Tonight we will see, but we will have to wait. Diva's has just started so Diana is a couple hours away.

In the meantime, Donna Summer: a lot of her, like an Aretha-Franklin lot of her. Now Donna was always a beautifully plump woman. Witness the "Love to Love You Baby" video. I am of the general opinion that black woman look better with some extra poundage than white women do. White women tend to reflect light and look corpulent. Compare Winona Judd to Queen Latifah, for example. Black is rosy, white is porky. But Donna seemed to have plumped suddenly, like a ball-park frank. And her dress on Diva's was not flattering. It wanted to be a tube shaped number...on an inner-tube shaped body.

Faith Hill: we shouldn't make models sing...it's cruel. Okay, she's a good singer, she has the right moves, and her hair always looks good. I like to think of her as the thinking man's Shania Twain. Still, something's too perfect, like Mel Gibson singing pop. It's just wrong.

Mariah Carey: I am glad to see that my limp lifeless hairstyle is not the result of raw laziness but actually the latest hairstyle sported by Mariah Carey. But I have to give it to her, she let herself be upstaged and condescended-to by an over-the-hill-Diva for two un-subsequent years now, probably in the hopes that someday she too will be honored and able to upstage and condescend to perky little upstarts such as herself. And when Diana spun Mariah through the drill of "Baby Love" & "Stop In The Name Of Love," stepping on her lines and bungling up the whole bit, Mariah handled it like a real pro. Taking the blame.

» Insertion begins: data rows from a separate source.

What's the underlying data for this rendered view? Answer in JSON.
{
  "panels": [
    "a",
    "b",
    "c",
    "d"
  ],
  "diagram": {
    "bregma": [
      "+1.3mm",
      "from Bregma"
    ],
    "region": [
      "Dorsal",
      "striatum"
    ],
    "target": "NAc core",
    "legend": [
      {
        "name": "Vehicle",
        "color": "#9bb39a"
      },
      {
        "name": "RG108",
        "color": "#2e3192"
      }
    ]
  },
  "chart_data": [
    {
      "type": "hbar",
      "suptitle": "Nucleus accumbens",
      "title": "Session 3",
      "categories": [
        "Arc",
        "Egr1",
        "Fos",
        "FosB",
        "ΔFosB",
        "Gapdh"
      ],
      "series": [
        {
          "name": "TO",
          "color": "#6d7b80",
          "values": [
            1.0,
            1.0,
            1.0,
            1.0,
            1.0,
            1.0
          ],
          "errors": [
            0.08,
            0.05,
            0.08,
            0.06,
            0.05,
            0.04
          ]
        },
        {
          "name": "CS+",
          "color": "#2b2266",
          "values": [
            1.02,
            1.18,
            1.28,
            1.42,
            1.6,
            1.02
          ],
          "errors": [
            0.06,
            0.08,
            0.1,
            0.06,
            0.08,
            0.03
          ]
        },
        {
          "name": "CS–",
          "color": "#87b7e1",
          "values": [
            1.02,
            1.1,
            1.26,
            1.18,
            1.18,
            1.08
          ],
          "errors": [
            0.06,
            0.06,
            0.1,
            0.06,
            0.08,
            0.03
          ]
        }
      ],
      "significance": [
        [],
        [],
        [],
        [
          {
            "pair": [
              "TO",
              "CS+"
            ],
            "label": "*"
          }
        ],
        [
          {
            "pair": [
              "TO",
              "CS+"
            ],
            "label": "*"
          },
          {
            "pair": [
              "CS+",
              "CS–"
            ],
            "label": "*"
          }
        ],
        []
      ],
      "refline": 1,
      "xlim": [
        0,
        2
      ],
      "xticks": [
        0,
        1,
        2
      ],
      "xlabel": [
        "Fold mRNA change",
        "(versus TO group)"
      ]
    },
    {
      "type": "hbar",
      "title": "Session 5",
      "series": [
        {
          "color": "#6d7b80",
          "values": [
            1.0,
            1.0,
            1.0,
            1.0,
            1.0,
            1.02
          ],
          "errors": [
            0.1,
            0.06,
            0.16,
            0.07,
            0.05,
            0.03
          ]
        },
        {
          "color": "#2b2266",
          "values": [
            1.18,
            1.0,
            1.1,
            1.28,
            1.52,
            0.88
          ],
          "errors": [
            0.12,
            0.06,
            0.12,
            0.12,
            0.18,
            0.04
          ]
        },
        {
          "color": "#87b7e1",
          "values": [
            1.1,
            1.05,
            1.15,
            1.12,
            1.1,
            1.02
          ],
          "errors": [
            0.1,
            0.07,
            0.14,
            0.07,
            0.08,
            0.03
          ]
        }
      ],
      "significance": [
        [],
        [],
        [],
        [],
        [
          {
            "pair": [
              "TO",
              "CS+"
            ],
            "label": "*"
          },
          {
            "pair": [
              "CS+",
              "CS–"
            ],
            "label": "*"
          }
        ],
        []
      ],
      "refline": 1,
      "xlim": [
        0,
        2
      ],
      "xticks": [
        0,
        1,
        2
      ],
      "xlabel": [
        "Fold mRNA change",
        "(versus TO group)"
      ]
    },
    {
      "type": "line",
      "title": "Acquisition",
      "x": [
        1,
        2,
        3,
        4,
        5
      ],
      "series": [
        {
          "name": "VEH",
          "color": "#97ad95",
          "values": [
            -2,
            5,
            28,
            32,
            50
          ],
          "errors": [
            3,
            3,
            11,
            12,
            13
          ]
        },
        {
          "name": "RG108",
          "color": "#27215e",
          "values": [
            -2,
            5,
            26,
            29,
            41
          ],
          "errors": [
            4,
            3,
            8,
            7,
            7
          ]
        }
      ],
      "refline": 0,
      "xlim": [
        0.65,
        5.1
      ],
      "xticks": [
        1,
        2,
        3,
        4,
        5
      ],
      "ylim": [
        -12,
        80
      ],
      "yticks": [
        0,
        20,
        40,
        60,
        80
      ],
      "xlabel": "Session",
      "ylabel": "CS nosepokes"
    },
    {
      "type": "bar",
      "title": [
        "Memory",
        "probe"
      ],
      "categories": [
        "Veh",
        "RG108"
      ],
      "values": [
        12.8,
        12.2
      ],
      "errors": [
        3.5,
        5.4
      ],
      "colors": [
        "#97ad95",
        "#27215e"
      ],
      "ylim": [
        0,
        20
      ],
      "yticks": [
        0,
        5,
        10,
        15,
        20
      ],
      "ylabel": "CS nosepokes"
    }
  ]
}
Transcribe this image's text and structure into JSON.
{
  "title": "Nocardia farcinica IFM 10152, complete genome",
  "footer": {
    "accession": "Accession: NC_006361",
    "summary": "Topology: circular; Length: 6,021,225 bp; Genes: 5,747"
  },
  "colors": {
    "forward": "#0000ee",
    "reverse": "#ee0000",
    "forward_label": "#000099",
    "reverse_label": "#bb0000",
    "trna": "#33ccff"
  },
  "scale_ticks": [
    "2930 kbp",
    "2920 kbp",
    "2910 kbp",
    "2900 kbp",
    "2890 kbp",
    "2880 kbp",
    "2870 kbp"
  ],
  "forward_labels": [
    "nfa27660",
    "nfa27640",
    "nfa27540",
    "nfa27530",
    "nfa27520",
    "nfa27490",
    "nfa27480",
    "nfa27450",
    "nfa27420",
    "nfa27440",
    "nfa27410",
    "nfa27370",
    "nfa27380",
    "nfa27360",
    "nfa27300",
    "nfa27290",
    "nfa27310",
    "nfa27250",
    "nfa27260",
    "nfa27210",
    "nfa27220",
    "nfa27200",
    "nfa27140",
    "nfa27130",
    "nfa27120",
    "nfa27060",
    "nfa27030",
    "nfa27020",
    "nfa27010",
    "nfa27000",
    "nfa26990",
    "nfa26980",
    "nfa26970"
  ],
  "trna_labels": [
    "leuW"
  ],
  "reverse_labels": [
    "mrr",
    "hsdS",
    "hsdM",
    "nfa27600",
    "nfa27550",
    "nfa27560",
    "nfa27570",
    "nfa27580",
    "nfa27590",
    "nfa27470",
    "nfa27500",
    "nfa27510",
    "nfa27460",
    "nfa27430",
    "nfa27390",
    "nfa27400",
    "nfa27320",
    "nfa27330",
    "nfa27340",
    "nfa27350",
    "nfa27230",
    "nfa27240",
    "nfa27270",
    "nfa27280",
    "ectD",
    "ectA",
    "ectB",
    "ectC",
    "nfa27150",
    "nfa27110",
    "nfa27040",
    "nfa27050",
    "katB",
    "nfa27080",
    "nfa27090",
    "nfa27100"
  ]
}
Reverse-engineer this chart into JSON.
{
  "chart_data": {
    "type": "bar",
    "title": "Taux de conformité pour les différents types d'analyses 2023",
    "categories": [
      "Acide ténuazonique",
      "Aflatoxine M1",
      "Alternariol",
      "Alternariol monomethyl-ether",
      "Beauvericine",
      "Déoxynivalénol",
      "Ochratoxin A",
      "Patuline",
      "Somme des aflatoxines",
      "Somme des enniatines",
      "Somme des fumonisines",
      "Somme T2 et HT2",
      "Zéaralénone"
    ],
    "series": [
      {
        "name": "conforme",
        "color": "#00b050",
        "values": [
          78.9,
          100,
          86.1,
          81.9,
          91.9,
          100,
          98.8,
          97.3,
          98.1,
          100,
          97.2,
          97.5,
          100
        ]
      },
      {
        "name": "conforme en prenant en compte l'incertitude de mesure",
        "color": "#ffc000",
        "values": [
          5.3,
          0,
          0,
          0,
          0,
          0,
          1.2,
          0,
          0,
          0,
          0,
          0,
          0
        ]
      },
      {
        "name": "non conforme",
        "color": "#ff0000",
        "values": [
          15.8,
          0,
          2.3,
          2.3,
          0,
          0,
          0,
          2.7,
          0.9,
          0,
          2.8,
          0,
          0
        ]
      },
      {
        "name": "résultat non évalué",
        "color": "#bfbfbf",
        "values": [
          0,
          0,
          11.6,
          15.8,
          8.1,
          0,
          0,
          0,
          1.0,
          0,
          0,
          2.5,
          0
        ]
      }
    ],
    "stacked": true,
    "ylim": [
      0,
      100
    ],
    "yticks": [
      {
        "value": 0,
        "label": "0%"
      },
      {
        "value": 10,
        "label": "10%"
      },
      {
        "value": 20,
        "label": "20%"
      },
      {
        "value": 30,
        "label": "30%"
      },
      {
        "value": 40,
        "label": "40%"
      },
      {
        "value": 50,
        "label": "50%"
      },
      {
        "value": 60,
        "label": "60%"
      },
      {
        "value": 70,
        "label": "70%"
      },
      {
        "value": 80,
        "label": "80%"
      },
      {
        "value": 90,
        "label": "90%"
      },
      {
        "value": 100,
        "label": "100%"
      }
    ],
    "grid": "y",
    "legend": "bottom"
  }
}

I believe that Mariah sincerely cares about VH1's Save The Music program. And it's time a Diva did. After witnessing how Mariah aimed to not disappoint her fanatical fan on the show Fanatic (in a direct response to having been disappointed so often herself when meeting role models) and the plethora of chin-up-little-girl inspirational songs Mariah has written, I think she is on a real mission to not tow the diva-line and to create a kindler gentler Diva. You can see that this is obvious by the fact that she came back for yet another supporting role in a prima-donna show. I didn't think Mariah's performance on Tuesday night's show was all that, she could do better. But I respect her for a some grace among scrambling divas.

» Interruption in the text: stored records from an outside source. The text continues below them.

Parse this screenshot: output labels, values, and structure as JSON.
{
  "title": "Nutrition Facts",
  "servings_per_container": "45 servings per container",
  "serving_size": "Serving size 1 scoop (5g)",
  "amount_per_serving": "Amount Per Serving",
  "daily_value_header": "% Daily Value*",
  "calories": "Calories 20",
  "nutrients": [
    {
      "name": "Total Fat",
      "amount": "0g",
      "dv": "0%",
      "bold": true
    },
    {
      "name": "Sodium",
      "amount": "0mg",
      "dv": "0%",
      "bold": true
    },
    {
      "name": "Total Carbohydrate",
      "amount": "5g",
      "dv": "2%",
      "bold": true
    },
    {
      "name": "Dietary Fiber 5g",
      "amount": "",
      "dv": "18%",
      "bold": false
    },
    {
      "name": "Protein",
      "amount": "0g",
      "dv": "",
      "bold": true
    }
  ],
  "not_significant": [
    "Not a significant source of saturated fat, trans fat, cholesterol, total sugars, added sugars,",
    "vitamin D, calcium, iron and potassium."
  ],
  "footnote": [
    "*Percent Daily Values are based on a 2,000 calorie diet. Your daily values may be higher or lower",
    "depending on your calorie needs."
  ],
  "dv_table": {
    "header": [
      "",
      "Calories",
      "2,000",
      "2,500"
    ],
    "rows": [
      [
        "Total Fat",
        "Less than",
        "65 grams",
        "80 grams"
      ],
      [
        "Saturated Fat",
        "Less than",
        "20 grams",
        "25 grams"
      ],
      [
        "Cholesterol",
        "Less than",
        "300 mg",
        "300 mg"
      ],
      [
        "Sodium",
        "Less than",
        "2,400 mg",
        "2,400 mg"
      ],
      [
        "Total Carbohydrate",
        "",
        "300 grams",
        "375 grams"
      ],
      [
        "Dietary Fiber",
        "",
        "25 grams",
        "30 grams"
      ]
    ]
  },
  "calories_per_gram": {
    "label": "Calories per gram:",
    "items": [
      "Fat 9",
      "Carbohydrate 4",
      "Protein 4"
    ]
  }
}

And I admit to being swept up in the sentimental nostalgia of Diana's performance. Her glowing kids, Ashford and Simpson, still solid as a rock in the audience (hell, they wrote the songs that made the whole Diana sing), but I find it hard to forgive Diana the egregious error of wearing a pink lipstick and makeup ensemble with an orange print dress and that god-awful afro wig. It wasn't the style of the wig, which was hip and fun, it was the quality of the wig, that it looked like a dime store plastic fire-hazard. It didn't even look like it was covering her real hair...like it didn't entirely fit right. They make perfectly good wigs these days, you know. Borrow some wigs from Cher, whatever you have to do. Even your celebrity impersonator, Ru Paul, had a better wig than you.

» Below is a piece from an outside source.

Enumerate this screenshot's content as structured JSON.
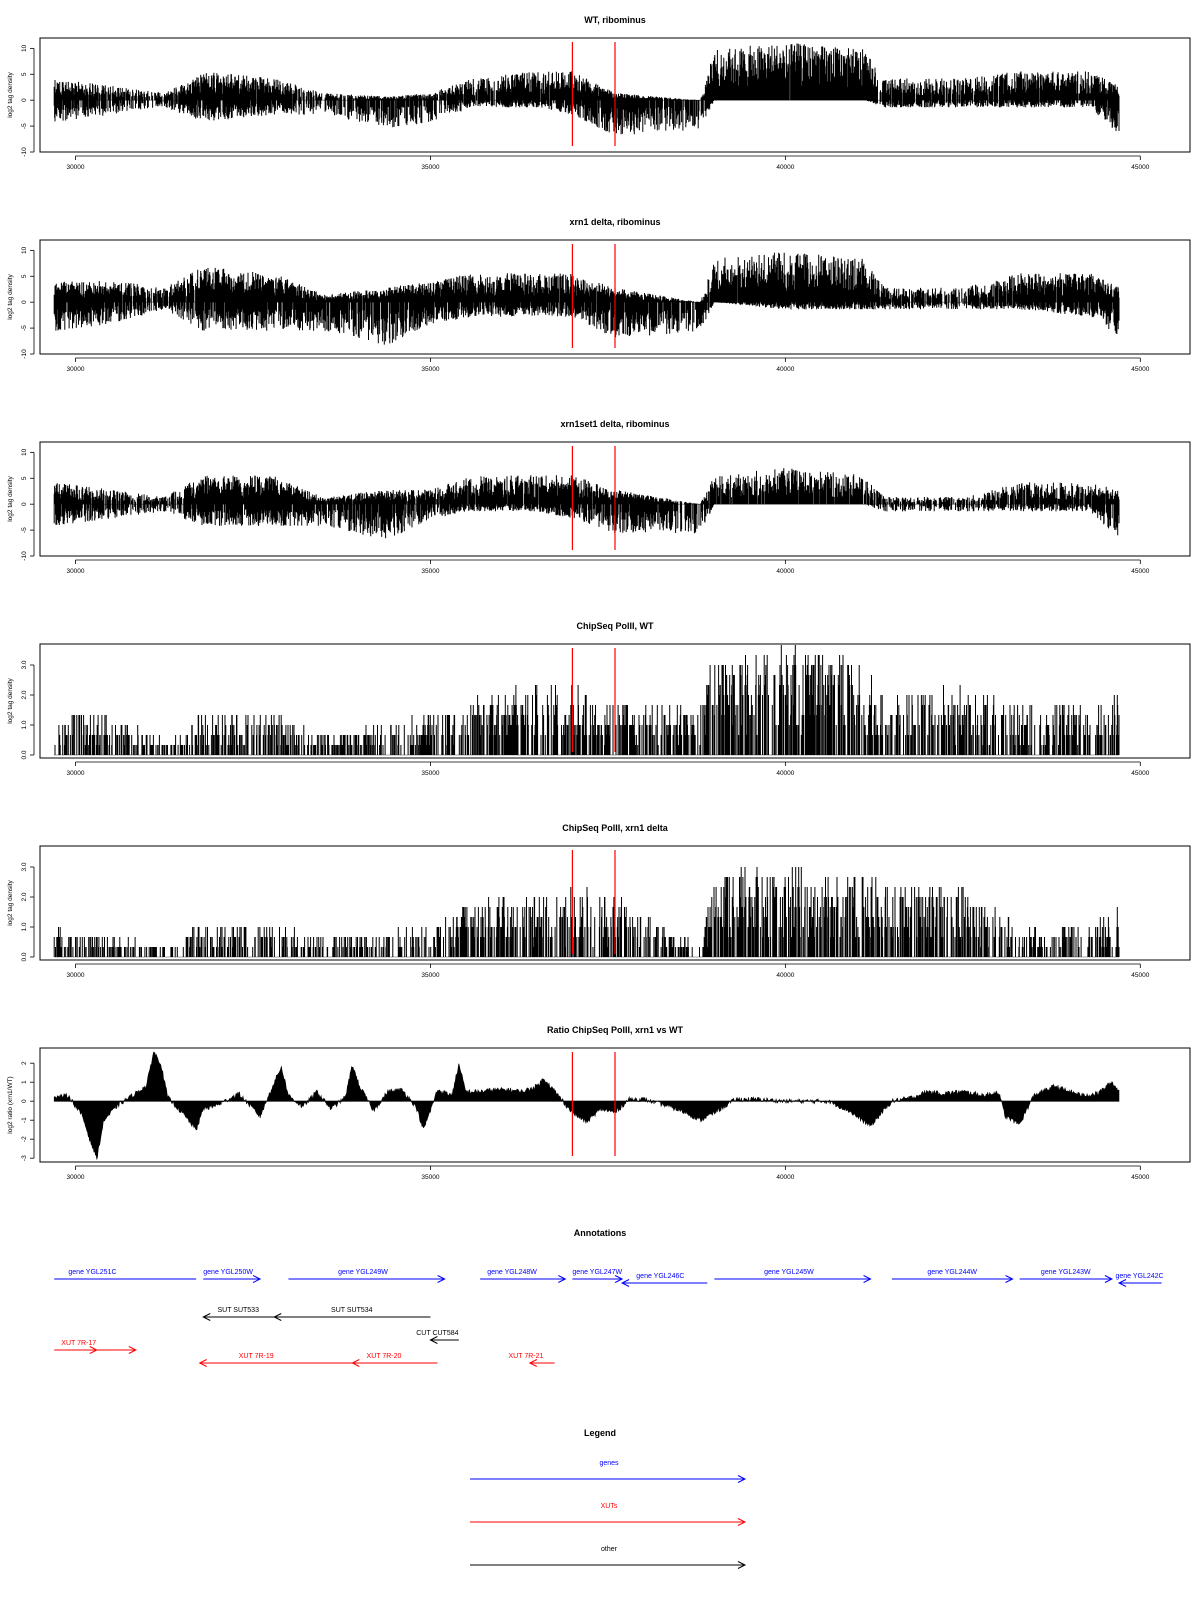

And Diana's attempts to get the crowd singing her music was at times downright sad. This wasn't a crowd of embracing Diana Ross fans. Those poor souls couldn't get 100 yards near a Diana Ross Tribute ticket. No, these were the VH1 movers and shakers, a few well placed celebrities and Donald Trump. There to be there. These people will be there next year for some other Diva Tribute. They weren't sentimental a whit about Diana Ross. I almost felt sorry for Diana. "You're not singing along. You didn't sing." You could tell this was a touching moment for Diana and her family. Unfortunately it was a touching Hollywood moment for everyone else, and therefore an utterly shallow one.

This Diva show was no way the snooze fest that Divas last year was. In my humble opinion, after watching three years of Diva mayhem, it's clear that Divas Live only needs one ingredient to be a decent show: Mariah Carey.

Hey, maybe she'll be at the Harrison Ford tribute tonight! She can do a re-enactment of the opening of the ark of the covenant scene in Raiders of the Lost Ark.